The Princess and the Fangirl (Once Upon a Con #2)(49)
“Older?”
“She’s nineteen.”
“Nineteen,” I echo. “But the internet says she’s definitely older.”
“The internet’s wrong, surprisingly. She lied when she was fourteen to get the part in Huntress Rising. She told the director she was almost eighteen. After that she just never corrected anyone.” He shrugs. “She’ll do just about anything to make sure she succeeds. She needs to. It’s like there’s this dial in her head that’s constantly turned up to eleven. She’s intense. She’s always thinking one step ahead—or three.”
He talks about her in such a tender tone, like he really does admire her. He might say he doesn’t love her, but maybe he just doesn’t realize it yet.
“Sounds like she means a lot to you,” I say.
“She does—she’s like a sister to me.”
“Well, she’s doing better than me. I’m no one,” I reply. “I mean—Jess is smart, and she’s gorgeous, and she’s talented. She made a fantastic Amara. She’s amazing, and I…I guess I can do cool voices?”
Ethan studies me with those dark, dark eyes, and I feel myself shifting uncomfortably. “Imogen,” he starts—and the way he says my name, like it’s somewhere between a lullaby and an exasperated sigh, makes my stomach flip all the same. “Why did you want to trade places with Jess?”
The question takes me by surprise. I turn my eyes toward the water, watching my dress float and ripple around me. The reflection of my pink hair creates a rosy halo around me. “Don’t you already know? You sleuthed me out, Detective. I want to save Amara.”
“But you could’ve done that a myriad of other ways—you are doing that, it seems, at least by your online presence.”
“As if that’s enough,” I sigh, resting my hand just above the ripples of the water, watching the lights from the pool dance across my skin. “You know, I really love Amara. I relate to her. She was able to make mistakes and still come back from them—she wasn’t ruined because of them. She learned, and she grew, and she became stronger.” Because Amara is the type of character who always screwed up—like me, trying to do the right thing but never doing it the right way. Like the online petitions, the Twitter hashtag, the movement itself—it’s all fine and good, but it wasn’t the right way because…“I’m no one, Ethan. I haven’t done anything. So I guess that’s why I wanted to be Jess, so I could be someone.
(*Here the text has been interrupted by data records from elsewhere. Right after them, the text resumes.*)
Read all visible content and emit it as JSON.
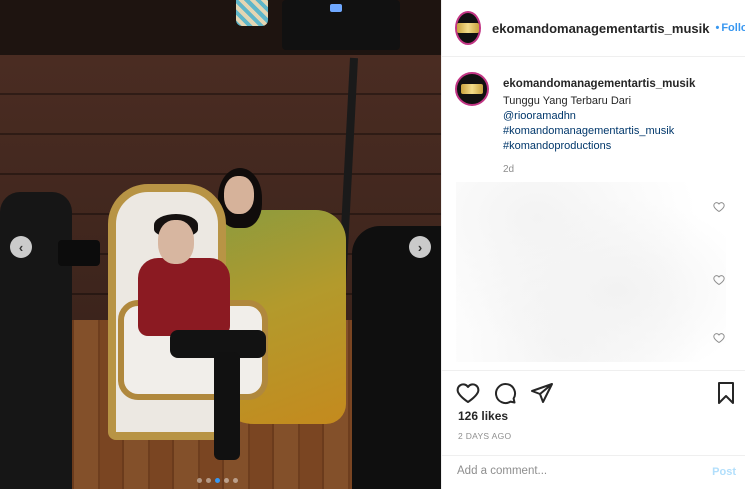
{
  "post": {
    "username": "ekomandomanagementartis_musik",
    "follow_dot": "•",
    "follow_label": "Follo",
    "caption_text": "Tunggu Yang Terbaru Dari",
    "caption_links": [
      "@riooramadhn",
      "#komandomanagementartis_musik",
      "#komandoproductions"
    ],
    "caption_time": "2d",
    "likes": "126 likes",
    "date": "2 DAYS AGO",
    "comment_placeholder": "Add a comment...",
    "post_label": "Post"
  },
  "carousel": {
    "prev_icon": "‹",
    "next_icon": "›",
    "slide_count": 5,
    "active_index": 2
  },
  "icons": {
    "like": "heart-icon",
    "comment": "comment-icon",
    "share": "share-icon",
    "save": "bookmark-icon",
    "comment_like": "heart-icon"
  },
  "colors": {
    "link": "#00376b",
    "accent": "#3897f0",
    "muted": "#8e8e8e"
  }
}
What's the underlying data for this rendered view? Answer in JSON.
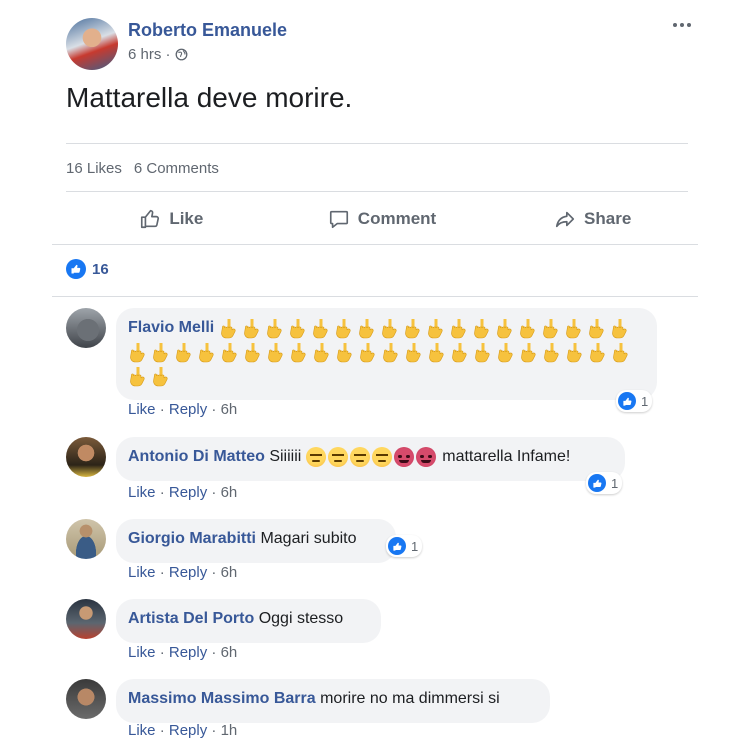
{
  "post": {
    "author": "Roberto Emanuele",
    "timestamp": "6 hrs ·",
    "text": "Mattarella deve morire.",
    "likes_label": "16 Likes",
    "comments_label": "6 Comments",
    "reaction_count": "16"
  },
  "actions": {
    "like": "Like",
    "comment": "Comment",
    "share": "Share"
  },
  "icons": {
    "more": "more-options-icon",
    "globe": "globe-icon",
    "like": "thumbs-up-icon",
    "comment": "speech-bubble-icon",
    "share": "share-arrow-icon",
    "middle_finger": "middle-finger-emoji",
    "angry": "angry-face-emoji",
    "devil": "devil-face-emoji"
  },
  "colors": {
    "link": "#385898",
    "like_blue": "#1877f2",
    "bubble_bg": "#f2f3f5",
    "muted": "#606770"
  },
  "comments": [
    {
      "name": "Flavio Melli",
      "text": "",
      "emoji_count": 42,
      "meta": {
        "like": "Like",
        "reply": "Reply",
        "time": "6h"
      },
      "reactions": "1"
    },
    {
      "name": "Antonio Di Matteo",
      "text_before": "Siiiiii",
      "text_after": "mattarella Infame!",
      "meta": {
        "like": "Like",
        "reply": "Reply",
        "time": "6h"
      },
      "reactions": "1"
    },
    {
      "name": "Giorgio Marabitti",
      "text": "Magari subito",
      "meta": {
        "like": "Like",
        "reply": "Reply",
        "time": "6h"
      },
      "reactions": "1"
    },
    {
      "name": "Artista Del Porto",
      "text": "Oggi stesso",
      "meta": {
        "like": "Like",
        "reply": "Reply",
        "time": "6h"
      }
    },
    {
      "name": "Massimo Massimo Barra",
      "text": "morire no ma dimmersi si",
      "meta": {
        "like": "Like",
        "reply": "Reply",
        "time": "1h"
      }
    }
  ]
}
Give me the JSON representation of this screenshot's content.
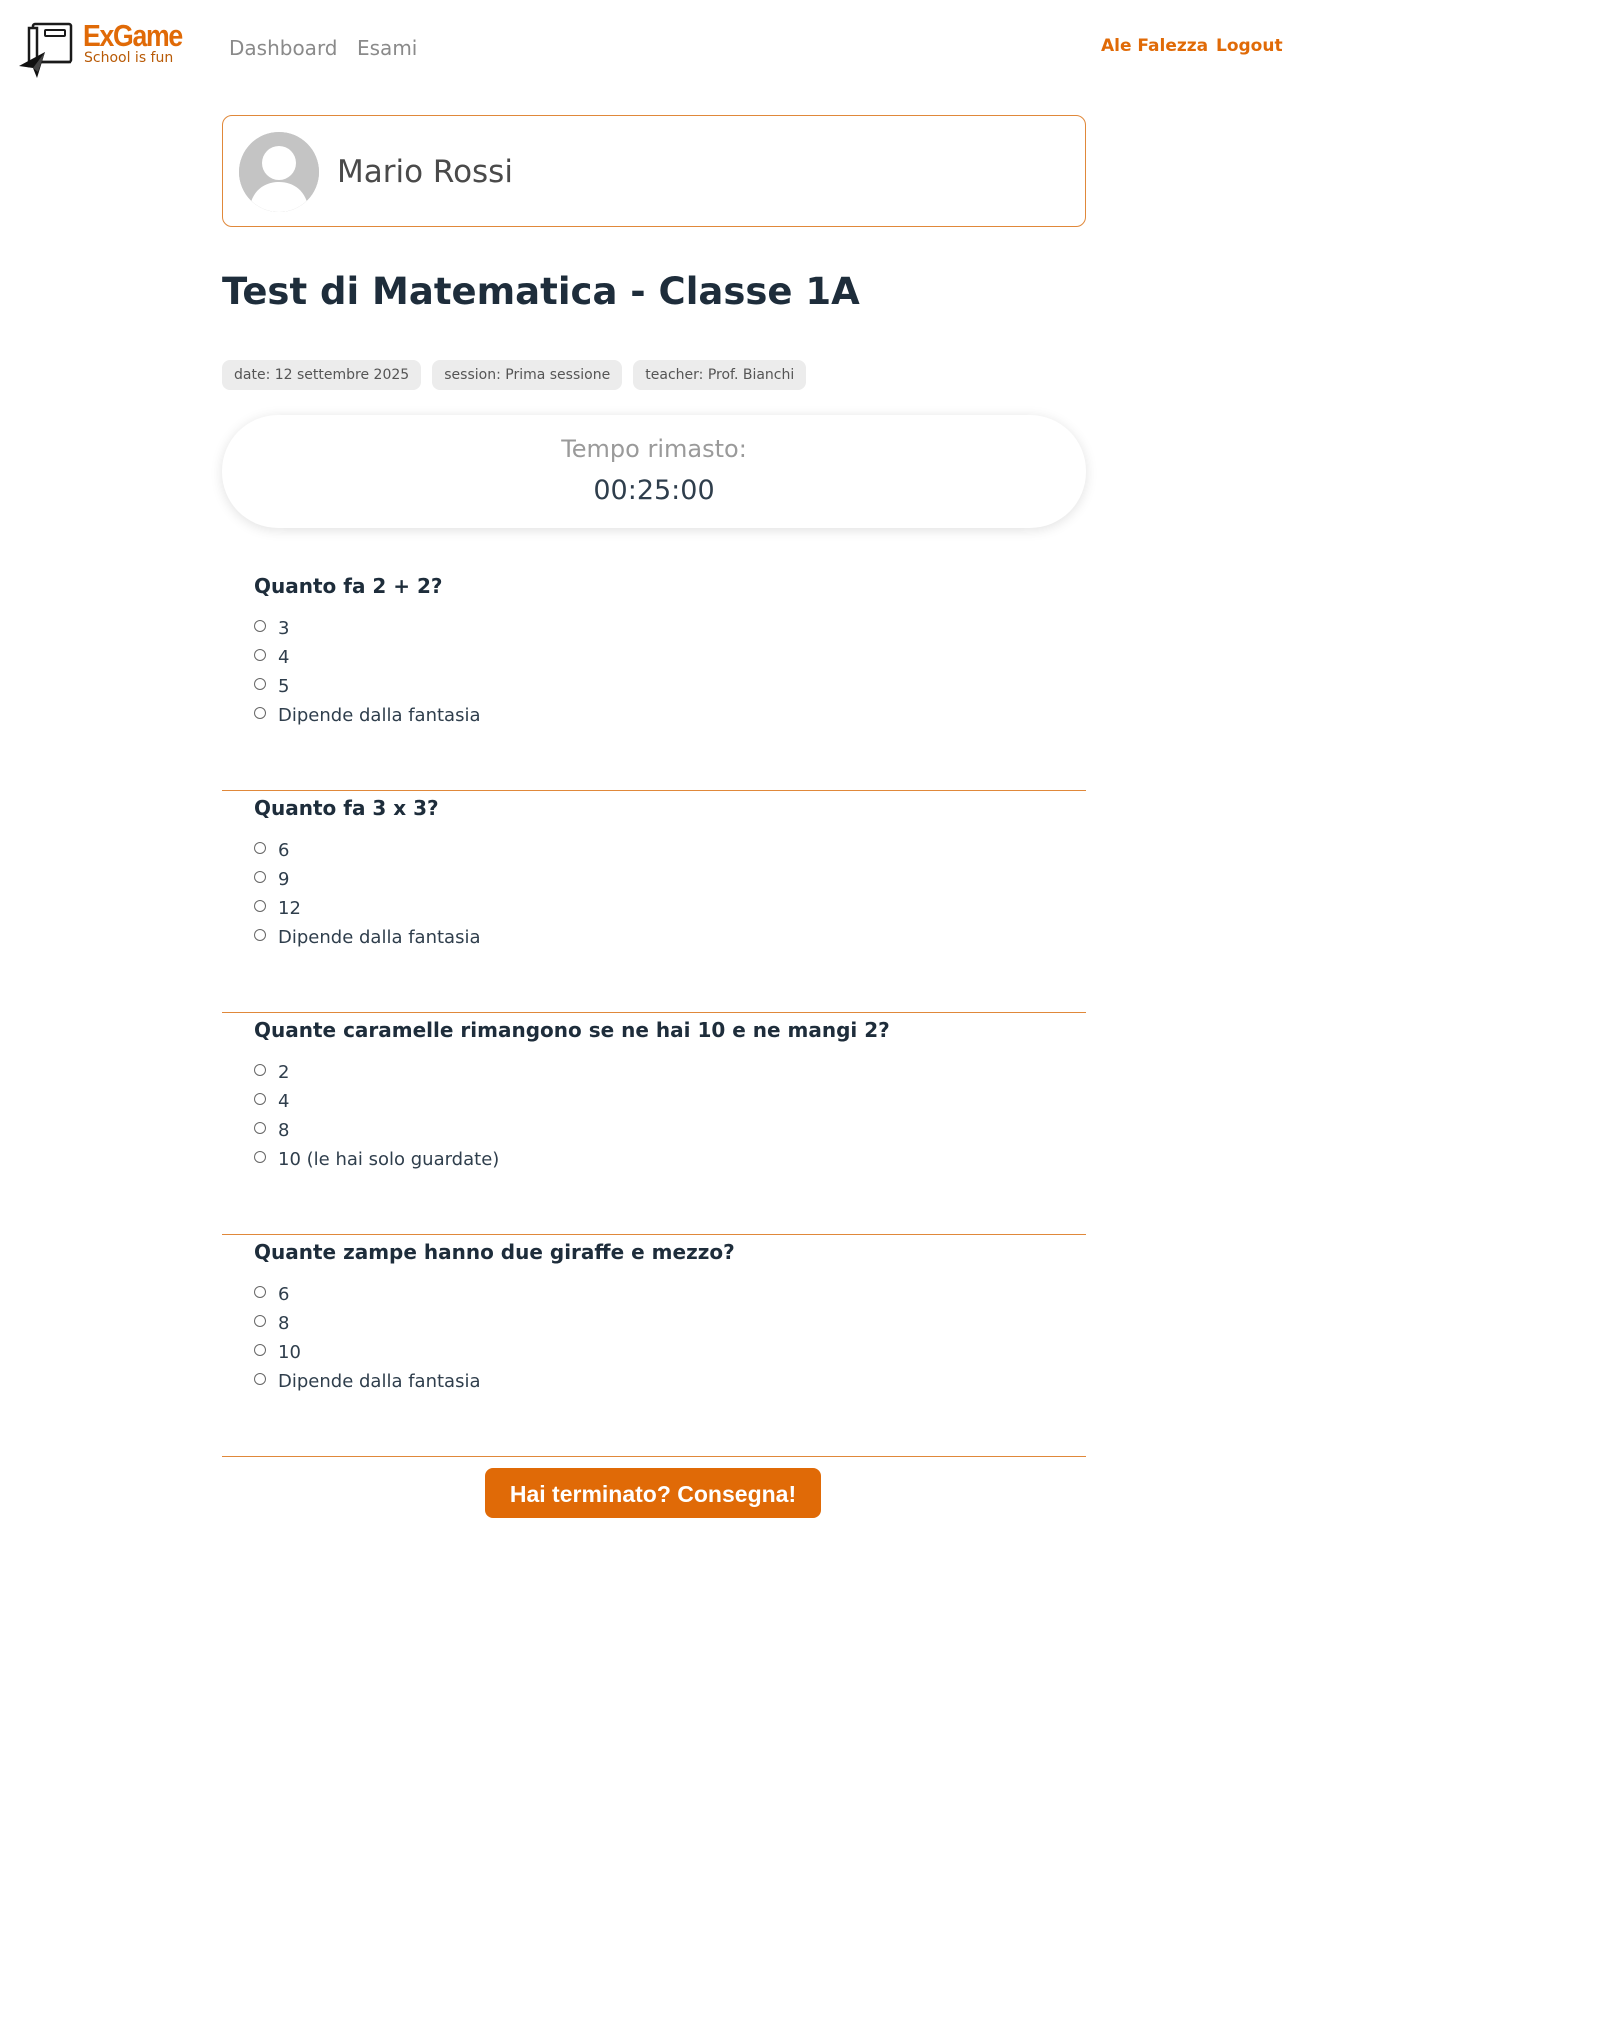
{
  "navbar": {
    "logo_title": "ExGame",
    "logo_subtitle": "School is fun",
    "links": [
      "Dashboard",
      "Esami"
    ],
    "user_name": "Ale Falezza",
    "logout_label": "Logout"
  },
  "profile": {
    "name": "Mario Rossi",
    "avatar_icon": "user-placeholder-icon"
  },
  "exam": {
    "title": "Test di Matematica - Classe 1A",
    "tags": {
      "date": "date: 12 settembre 2025",
      "session": "session: Prima sessione",
      "teacher": "teacher: Prof. Bianchi"
    }
  },
  "timer": {
    "label": "Tempo rimasto:",
    "value": "00:25:00"
  },
  "questions": [
    {
      "text": "Quanto fa 2 + 2?",
      "options": [
        "3",
        "4",
        "5",
        "Dipende dalla fantasia"
      ]
    },
    {
      "text": "Quanto fa 3 x 3?",
      "options": [
        "6",
        "9",
        "12",
        "Dipende dalla fantasia"
      ]
    },
    {
      "text": "Quante caramelle rimangono se ne hai 10 e ne mangi 2?",
      "options": [
        "2",
        "4",
        "8",
        "10 (le hai solo guardate)"
      ]
    },
    {
      "text": "Quante zampe hanno due giraffe e mezzo?",
      "options": [
        "6",
        "8",
        "10",
        "Dipende dalla fantasia"
      ]
    }
  ],
  "submit_label": "Hai terminato? Consegna!",
  "colors": {
    "accent": "#e06a07",
    "border": "#e0883a",
    "text": "#1e2d3b",
    "tag_bg": "#ececec"
  }
}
So my voice would matter.”
“Imogen, that’s not—”
“Oh, it’s true,” I interrupt. “My brother’s a year younger than me and he’s vice president of his class, and he’ll probably even be quarterback. He’s just so talented at everything, I feel like…like I’m letting everyone down because I’m not good at anything. And it’s not because I don’t try,” I add before he can suggest it, because people always suggest it. “I’ve tried out for the debate team, but when I had to debate a guy over women’s reproduction he told me that women are too fragile to have control over their own bodies. I got kicked out of the club for kneeing him in the nads—”
“Whoa, really?”
“—and I tried to join the track team but I’m about as good at running as I am at algebra, so I couldn’t join the math club, either.”
“Imogen,” he tries to stop me, but I’m just getting started on the Great Failings of Imogen Lovelace.
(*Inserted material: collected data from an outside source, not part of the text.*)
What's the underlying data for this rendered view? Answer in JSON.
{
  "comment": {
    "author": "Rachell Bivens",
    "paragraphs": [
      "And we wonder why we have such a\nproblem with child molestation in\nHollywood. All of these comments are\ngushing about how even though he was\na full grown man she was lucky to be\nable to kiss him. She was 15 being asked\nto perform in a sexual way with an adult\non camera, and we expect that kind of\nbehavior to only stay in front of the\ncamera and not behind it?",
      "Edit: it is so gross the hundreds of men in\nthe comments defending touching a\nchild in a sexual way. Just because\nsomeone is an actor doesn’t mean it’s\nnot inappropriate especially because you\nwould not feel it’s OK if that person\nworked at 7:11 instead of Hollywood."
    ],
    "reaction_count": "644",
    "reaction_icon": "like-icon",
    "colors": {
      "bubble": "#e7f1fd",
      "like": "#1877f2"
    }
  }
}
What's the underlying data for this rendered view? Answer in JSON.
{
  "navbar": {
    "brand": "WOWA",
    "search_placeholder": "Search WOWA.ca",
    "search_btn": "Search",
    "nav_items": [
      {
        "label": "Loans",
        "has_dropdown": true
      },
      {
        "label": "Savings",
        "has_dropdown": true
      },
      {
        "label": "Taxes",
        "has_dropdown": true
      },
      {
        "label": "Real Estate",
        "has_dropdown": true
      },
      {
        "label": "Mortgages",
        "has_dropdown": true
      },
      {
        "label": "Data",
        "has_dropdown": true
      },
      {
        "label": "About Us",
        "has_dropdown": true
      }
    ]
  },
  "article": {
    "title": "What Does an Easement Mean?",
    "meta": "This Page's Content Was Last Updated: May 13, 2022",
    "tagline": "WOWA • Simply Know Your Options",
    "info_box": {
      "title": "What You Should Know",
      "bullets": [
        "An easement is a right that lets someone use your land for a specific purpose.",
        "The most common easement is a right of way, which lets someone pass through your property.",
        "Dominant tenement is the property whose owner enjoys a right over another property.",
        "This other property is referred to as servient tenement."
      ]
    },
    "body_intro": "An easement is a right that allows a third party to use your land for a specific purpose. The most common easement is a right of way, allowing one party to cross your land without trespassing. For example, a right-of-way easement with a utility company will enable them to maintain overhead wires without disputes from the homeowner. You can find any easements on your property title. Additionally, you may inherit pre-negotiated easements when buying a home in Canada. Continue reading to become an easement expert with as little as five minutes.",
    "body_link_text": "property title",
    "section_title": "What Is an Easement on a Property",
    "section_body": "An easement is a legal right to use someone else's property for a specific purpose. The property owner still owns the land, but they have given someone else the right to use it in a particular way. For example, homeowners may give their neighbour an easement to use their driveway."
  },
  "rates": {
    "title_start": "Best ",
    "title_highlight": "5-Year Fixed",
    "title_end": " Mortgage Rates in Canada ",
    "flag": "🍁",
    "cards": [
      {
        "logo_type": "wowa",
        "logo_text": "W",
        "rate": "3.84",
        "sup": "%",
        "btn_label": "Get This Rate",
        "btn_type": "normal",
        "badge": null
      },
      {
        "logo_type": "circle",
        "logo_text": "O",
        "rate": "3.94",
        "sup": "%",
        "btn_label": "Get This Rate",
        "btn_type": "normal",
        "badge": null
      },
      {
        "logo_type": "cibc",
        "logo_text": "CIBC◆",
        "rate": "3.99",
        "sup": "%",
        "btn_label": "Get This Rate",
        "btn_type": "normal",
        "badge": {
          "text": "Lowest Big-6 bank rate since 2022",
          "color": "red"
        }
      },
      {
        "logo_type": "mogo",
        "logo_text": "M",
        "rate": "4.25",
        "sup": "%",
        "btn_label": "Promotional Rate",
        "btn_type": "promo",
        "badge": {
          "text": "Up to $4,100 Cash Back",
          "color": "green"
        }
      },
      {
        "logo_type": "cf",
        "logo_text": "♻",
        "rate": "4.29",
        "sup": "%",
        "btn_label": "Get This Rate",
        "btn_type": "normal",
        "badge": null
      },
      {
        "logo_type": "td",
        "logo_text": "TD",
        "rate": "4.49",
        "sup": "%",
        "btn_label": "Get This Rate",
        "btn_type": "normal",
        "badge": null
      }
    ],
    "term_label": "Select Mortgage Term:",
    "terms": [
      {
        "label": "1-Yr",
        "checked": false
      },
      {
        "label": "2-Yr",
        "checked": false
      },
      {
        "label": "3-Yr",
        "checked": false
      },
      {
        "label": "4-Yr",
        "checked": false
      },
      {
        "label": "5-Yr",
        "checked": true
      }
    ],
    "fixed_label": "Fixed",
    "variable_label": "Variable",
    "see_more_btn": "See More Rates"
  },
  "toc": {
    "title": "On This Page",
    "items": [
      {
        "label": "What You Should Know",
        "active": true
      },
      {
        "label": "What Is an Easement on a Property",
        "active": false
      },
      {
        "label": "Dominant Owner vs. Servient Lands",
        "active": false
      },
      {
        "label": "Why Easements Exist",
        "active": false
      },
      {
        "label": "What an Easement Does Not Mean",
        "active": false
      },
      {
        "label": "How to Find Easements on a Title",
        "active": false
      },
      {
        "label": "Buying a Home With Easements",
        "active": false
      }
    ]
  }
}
“I suck at grammar, even though I love books,” I tell him, beginning to count my shortcomings on my fingers. “I’m in the book club, and the anime club, and I started a sci-fi club for the sole reason of getting after-school credit for watching reruns of Starfield. I’m still very proud of that.”
“Imogen.”
I begin to pace from one side of the pool to the other, half floating, half moon-walking. “But it’s not like the sci-fi club will turns heads on a college application. I don’t even know where I want to go, or what I want to do, and I’m a senior now. Milo’s basically already accepted to any school he sets his sights on and I—”
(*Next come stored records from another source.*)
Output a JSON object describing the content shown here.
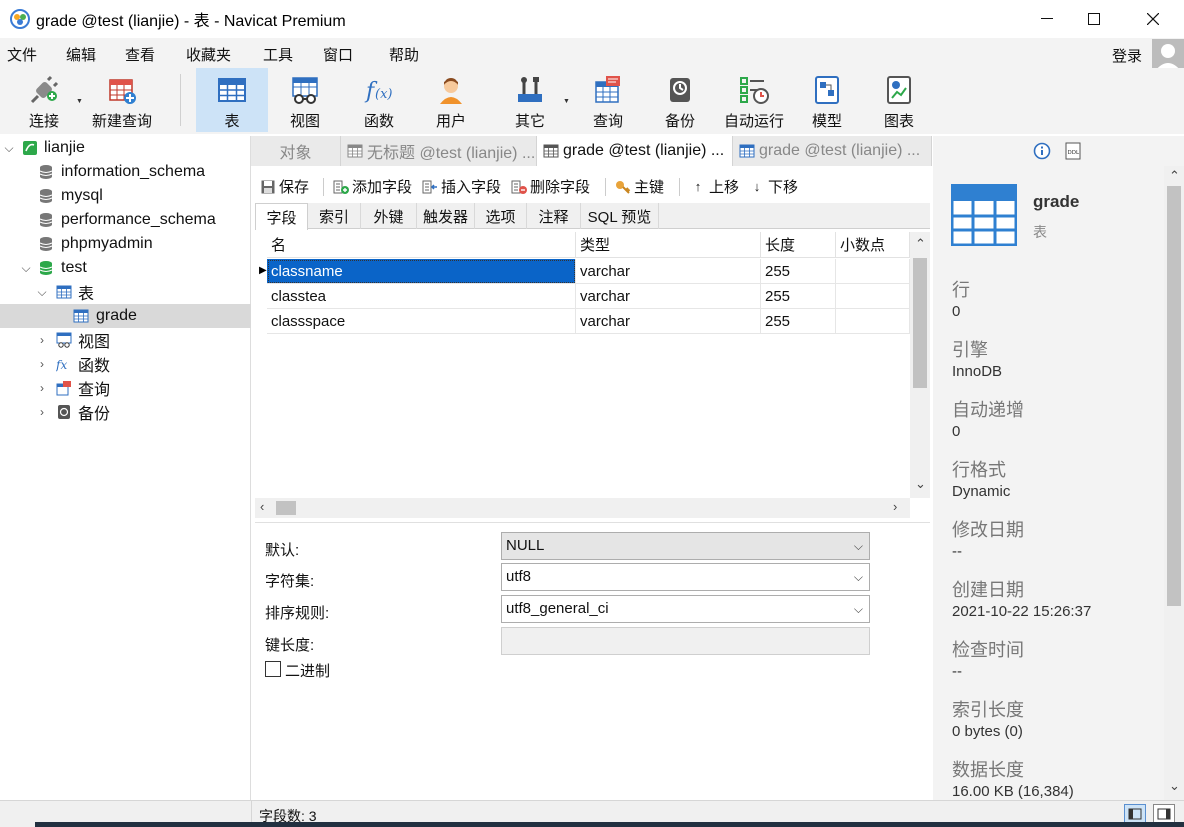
{
  "window": {
    "title": "grade @test (lianjie) - 表 - Navicat Premium"
  },
  "menu": [
    "文件",
    "编辑",
    "查看",
    "收藏夹",
    "工具",
    "窗口",
    "帮助"
  ],
  "account": {
    "login_label": "登录"
  },
  "toolbar": {
    "buttons": [
      {
        "label": "连接",
        "icon": "plug-icon"
      },
      {
        "label": "新建查询",
        "icon": "new-query-icon"
      },
      {
        "label": "表",
        "icon": "table-icon",
        "active": true
      },
      {
        "label": "视图",
        "icon": "view-icon"
      },
      {
        "label": "函数",
        "icon": "function-icon"
      },
      {
        "label": "用户",
        "icon": "user-icon"
      },
      {
        "label": "其它",
        "icon": "tools-icon"
      },
      {
        "label": "查询",
        "icon": "query-icon"
      },
      {
        "label": "备份",
        "icon": "backup-icon"
      },
      {
        "label": "自动运行",
        "icon": "schedule-icon"
      },
      {
        "label": "模型",
        "icon": "model-icon"
      },
      {
        "label": "图表",
        "icon": "chart-icon"
      }
    ]
  },
  "tree": {
    "connection": "lianjie",
    "databases": [
      "information_schema",
      "mysql",
      "performance_schema",
      "phpmyadmin",
      "test"
    ],
    "test_children": {
      "tables_label": "表",
      "table_item": "grade",
      "views_label": "视图",
      "functions_label": "函数",
      "queries_label": "查询",
      "backups_label": "备份"
    }
  },
  "tabs": [
    {
      "label": "对象"
    },
    {
      "label": "无标题 @test (lianjie) ..."
    },
    {
      "label": "grade @test (lianjie) ..."
    },
    {
      "label": "grade @test (lianjie) ..."
    }
  ],
  "object_toolbar": {
    "save": "保存",
    "add_field": "添加字段",
    "insert_field": "插入字段",
    "delete_field": "删除字段",
    "primary_key": "主键",
    "move_up": "上移",
    "move_down": "下移"
  },
  "design_tabs": [
    "字段",
    "索引",
    "外键",
    "触发器",
    "选项",
    "注释",
    "SQL 预览"
  ],
  "fields_grid": {
    "columns": [
      "名",
      "类型",
      "长度",
      "小数点"
    ],
    "rows": [
      {
        "name": "classname",
        "type": "varchar",
        "length": "255",
        "decimals": ""
      },
      {
        "name": "classtea",
        "type": "varchar",
        "length": "255",
        "decimals": ""
      },
      {
        "name": "classspace",
        "type": "varchar",
        "length": "255",
        "decimals": ""
      }
    ]
  },
  "field_props": {
    "default_label": "默认:",
    "default_value": "NULL",
    "charset_label": "字符集:",
    "charset_value": "utf8",
    "collation_label": "排序规则:",
    "collation_value": "utf8_general_ci",
    "key_length_label": "键长度:",
    "key_length_value": "",
    "binary_label": "二进制",
    "binary_checked": false
  },
  "info_panel": {
    "name": "grade",
    "type": "表",
    "items": [
      {
        "key": "行",
        "value": "0"
      },
      {
        "key": "引擎",
        "value": "InnoDB"
      },
      {
        "key": "自动递增",
        "value": "0"
      },
      {
        "key": "行格式",
        "value": "Dynamic"
      },
      {
        "key": "修改日期",
        "value": "--"
      },
      {
        "key": "创建日期",
        "value": "2021-10-22 15:26:37"
      },
      {
        "key": "检查时间",
        "value": "--"
      },
      {
        "key": "索引长度",
        "value": "0 bytes (0)"
      },
      {
        "key": "数据长度",
        "value": "16.00 KB (16,384)"
      }
    ]
  },
  "status": {
    "field_count": "字段数: 3"
  },
  "colors": {
    "accent": "#0a64c8",
    "active_tool": "#cde3f7",
    "db_green": "#2da84a"
  }
}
I don’t realize that he’s slid into the water until he catches me by the shoulders with his large hands and turns me around. He didn’t take his clothes off, either, abandoning only his glasses on the edge of the pool, and dampness is slowly bleeding up his starched button-down shirt. He sinks down and looks me level in the eyes. Starflame, is he handsome. Long eyelashes and warm brown eyes and expressive brows that crinkle together a little as he says my name for what feels like the millionth time, and I’m still not tired of it.
“Imogen. You started an online movement that has over fifty thousand signatures to try to save a character from a television show you are fiercely passionate about.”
I quickly look away. “Yeah, but anyone can do that.”
“I think you’re wrong—and I certainly don’t think just anyone can step into Jess’s shoes as well as you have.”
“But that’s only because I look moderately like her with a wig on and I can imitate voices pretty well.”
“Not everyone can do that.”
“Look moderately flawless?” I joke.
“Imogen,” he says, and I kind of just want him to shut up and keep saying my name over and over again until I get so sick of that name that I want to change it to something else, and then I want him to say that name, and then the next one, and then—“you might not be now, but you’re learning how to be, and someday I know you’re going to be amazing.”